Reality lives up to fiction: flying Spanish flags, Cochrane waited for
a fog, took the shore-most batteries on the south side of the bay from the
direction that the guns were not aimed - in a land assault. He couldn't avoid a
head-on assault of Fort Niebla, but when he arrived he found the fort deserted.
The Spanish had fled. And that was
that. Valdivia belonged to the Chileans.
Lord Cochrane took seven of Fort Niebla's twelve guns away with him as booty, and rendered the rest inoperable, and left them there to moulder there, next to their ovens.
There are two dome-roof'd brick ovens behind the gun emplacements, built to heat cannon-balls red hot before they were fired. More sporting raiders than Lord Cochrane would have attempted the bay in broad daylight or under a full moon, and they would have faced a two-phase attack. First a volley of chain-shot - two small balls linked by a stout chain, to tear down the yards and masts of their ships, and then a barrage of cannonballs heated to a glowing cherry-red heat, to set fire to their decks and hulls and leave the raiders floating in a charred wreck, picked off easily by the smaller guns.
Today the place is
sunny and serene and Fort Niebla drowses in the sun, habituated only by the
wandering tourists who clamber over the cliffs and scratch their names in the
cliffs of mud-stone rock that the fort was built out of. The stone is so soft that thorny weeds down
on the gun emplacements have cut circular grooves in the rock as the branches
are blown about by the wind.
In the afternoon we found a small boat to take us out to Isla Mancera - the master-fort in the center of the bay that for 300 years commanded the whole lethal panopoly. We'd heard rumors that there was an underground dungeon there - still complete - dank and solid and explore-able.

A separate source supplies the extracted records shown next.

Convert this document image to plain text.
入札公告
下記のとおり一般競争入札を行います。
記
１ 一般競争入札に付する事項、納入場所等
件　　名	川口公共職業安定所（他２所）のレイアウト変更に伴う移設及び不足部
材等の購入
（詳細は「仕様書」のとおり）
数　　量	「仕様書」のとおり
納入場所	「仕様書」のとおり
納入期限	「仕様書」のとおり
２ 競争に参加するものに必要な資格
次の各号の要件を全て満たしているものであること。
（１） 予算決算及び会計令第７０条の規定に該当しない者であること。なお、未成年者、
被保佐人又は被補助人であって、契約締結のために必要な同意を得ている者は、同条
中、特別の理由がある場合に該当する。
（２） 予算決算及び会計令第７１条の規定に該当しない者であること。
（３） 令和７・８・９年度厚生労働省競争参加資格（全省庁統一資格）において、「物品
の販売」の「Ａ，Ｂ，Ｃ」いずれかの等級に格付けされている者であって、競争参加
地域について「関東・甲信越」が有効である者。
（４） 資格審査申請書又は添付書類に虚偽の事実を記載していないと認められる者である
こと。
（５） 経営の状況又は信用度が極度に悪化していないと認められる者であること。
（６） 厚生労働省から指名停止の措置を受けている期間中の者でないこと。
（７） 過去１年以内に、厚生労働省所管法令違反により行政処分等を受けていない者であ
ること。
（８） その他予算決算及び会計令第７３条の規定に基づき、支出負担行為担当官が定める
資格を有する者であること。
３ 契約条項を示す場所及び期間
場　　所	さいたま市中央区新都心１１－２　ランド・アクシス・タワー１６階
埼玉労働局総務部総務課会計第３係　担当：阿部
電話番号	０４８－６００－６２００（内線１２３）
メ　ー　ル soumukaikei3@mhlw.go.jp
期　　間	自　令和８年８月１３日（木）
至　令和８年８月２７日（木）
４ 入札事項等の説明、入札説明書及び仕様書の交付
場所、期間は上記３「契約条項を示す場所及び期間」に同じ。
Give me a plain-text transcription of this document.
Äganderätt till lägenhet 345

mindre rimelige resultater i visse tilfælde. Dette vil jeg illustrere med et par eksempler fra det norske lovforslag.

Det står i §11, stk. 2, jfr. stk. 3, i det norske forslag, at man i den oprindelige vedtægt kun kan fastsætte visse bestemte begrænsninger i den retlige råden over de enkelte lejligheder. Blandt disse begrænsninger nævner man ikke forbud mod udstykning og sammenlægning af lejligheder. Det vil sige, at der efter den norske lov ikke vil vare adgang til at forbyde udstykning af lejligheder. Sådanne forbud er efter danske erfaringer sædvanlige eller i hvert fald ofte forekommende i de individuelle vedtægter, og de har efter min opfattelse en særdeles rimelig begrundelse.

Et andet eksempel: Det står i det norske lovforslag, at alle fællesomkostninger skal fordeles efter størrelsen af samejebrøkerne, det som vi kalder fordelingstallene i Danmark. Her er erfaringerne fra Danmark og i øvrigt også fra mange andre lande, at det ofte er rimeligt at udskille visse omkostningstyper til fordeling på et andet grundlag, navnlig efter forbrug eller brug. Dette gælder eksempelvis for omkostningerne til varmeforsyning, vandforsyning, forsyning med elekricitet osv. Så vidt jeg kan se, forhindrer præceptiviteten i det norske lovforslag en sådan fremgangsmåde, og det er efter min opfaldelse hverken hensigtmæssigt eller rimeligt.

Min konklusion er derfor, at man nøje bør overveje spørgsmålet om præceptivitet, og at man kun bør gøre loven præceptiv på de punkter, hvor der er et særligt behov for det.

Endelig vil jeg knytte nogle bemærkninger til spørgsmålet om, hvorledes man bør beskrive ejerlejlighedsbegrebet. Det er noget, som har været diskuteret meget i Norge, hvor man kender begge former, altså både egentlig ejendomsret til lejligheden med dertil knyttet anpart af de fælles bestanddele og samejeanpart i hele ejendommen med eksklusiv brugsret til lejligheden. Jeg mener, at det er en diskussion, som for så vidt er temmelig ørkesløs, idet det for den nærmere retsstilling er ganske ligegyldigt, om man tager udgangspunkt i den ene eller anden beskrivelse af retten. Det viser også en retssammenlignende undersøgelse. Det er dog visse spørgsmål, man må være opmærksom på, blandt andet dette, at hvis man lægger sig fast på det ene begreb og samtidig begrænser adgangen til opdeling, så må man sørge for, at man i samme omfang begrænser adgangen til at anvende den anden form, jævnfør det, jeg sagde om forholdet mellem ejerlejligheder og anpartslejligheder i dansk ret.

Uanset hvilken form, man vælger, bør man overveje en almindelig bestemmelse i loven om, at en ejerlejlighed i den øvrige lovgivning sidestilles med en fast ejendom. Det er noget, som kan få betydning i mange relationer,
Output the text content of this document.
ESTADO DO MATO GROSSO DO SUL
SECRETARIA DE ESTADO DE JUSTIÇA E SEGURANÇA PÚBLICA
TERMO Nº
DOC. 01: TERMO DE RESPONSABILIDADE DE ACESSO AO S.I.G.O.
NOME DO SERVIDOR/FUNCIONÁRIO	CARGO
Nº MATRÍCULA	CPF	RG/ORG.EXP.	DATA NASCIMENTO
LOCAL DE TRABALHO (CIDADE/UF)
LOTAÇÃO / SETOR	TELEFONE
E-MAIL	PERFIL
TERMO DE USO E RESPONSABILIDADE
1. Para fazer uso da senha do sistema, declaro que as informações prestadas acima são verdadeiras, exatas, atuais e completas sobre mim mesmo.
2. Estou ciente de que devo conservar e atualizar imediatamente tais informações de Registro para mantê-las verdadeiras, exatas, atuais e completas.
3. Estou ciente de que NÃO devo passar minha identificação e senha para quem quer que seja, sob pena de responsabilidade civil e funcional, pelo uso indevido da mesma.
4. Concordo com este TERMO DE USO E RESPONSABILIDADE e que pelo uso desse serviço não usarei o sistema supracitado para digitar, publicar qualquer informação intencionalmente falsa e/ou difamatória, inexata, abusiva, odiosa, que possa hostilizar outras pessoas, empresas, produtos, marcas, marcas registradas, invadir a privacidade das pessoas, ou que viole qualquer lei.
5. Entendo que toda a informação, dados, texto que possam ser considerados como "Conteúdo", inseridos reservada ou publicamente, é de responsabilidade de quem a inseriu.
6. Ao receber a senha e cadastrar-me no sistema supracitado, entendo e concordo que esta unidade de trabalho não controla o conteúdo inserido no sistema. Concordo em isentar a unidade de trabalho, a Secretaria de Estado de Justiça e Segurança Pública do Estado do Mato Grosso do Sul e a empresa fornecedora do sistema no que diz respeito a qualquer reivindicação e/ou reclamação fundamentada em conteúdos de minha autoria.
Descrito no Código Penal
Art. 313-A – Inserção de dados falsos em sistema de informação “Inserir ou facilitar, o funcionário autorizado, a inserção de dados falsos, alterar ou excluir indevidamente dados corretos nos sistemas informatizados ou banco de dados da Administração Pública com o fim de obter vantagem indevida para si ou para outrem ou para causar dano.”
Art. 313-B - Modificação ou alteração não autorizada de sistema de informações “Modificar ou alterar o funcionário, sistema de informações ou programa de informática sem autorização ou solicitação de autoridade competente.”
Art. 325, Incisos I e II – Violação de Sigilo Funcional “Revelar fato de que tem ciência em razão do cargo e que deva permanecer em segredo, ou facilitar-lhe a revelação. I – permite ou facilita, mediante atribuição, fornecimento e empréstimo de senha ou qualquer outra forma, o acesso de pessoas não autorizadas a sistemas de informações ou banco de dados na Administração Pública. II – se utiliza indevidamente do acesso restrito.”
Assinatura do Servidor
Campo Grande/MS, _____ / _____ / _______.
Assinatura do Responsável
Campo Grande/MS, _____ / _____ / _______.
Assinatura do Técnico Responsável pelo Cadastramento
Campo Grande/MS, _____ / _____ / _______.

Isla Mancera today is sleepier even than Fort
Niebla. Only 52 people live in the
island, in wooden houses painted in bright colors behind low rail fences.
The little boat left us on a landing and promised to be back in an hour. We walked up a grass lane, unmarked - no tires had passed this way in months, if ever - with a narrow paved sidewalk along one edge for when the lane was wet and muddy.
At the top of a hill we found a small church and a high stone wall: the wall of the Castillo de San Pedro de Alcántara.
A door in the wall took us down a passage
through the stones and out onto a plateau.
The edge of the island had been leveled and we stood on a grass-paved
stage that faced out across the mouth of
the bay. It was a splendid fortified
position - almost all of the bay's defenses would have been directly visible
from this place. And it was a Place: a place of tremendous
serenity - there was a palpable,
forceful, and unbudgeable placidity there - a seated presence with a spine of iron and a
lifted chin and a repose that a Buddha could have wrapped steel bars around and
used to build walls.
There were only us - and it. The building were ruins, studded with moss and crowned with grass-flowers. The dungeon was barred by a solid modern grate, and a small flock of white sheep cropped at the grass. We stepped quietly, and then, when we'd learned that we couldn't disturb it, we ran and hooted and climbed the walls to walk the ramparts and the place flowed around us like water.
After a time, the light began to dim and turn purple. A pair of teenage girls came to collect the sheep and took them away. We circled the place on foot, and made our goodbyes, and we walked back through the wall into the island. Out in the water, our little boat was chugging toward us.
It wasn't as cold as the previous nights had been. We went home.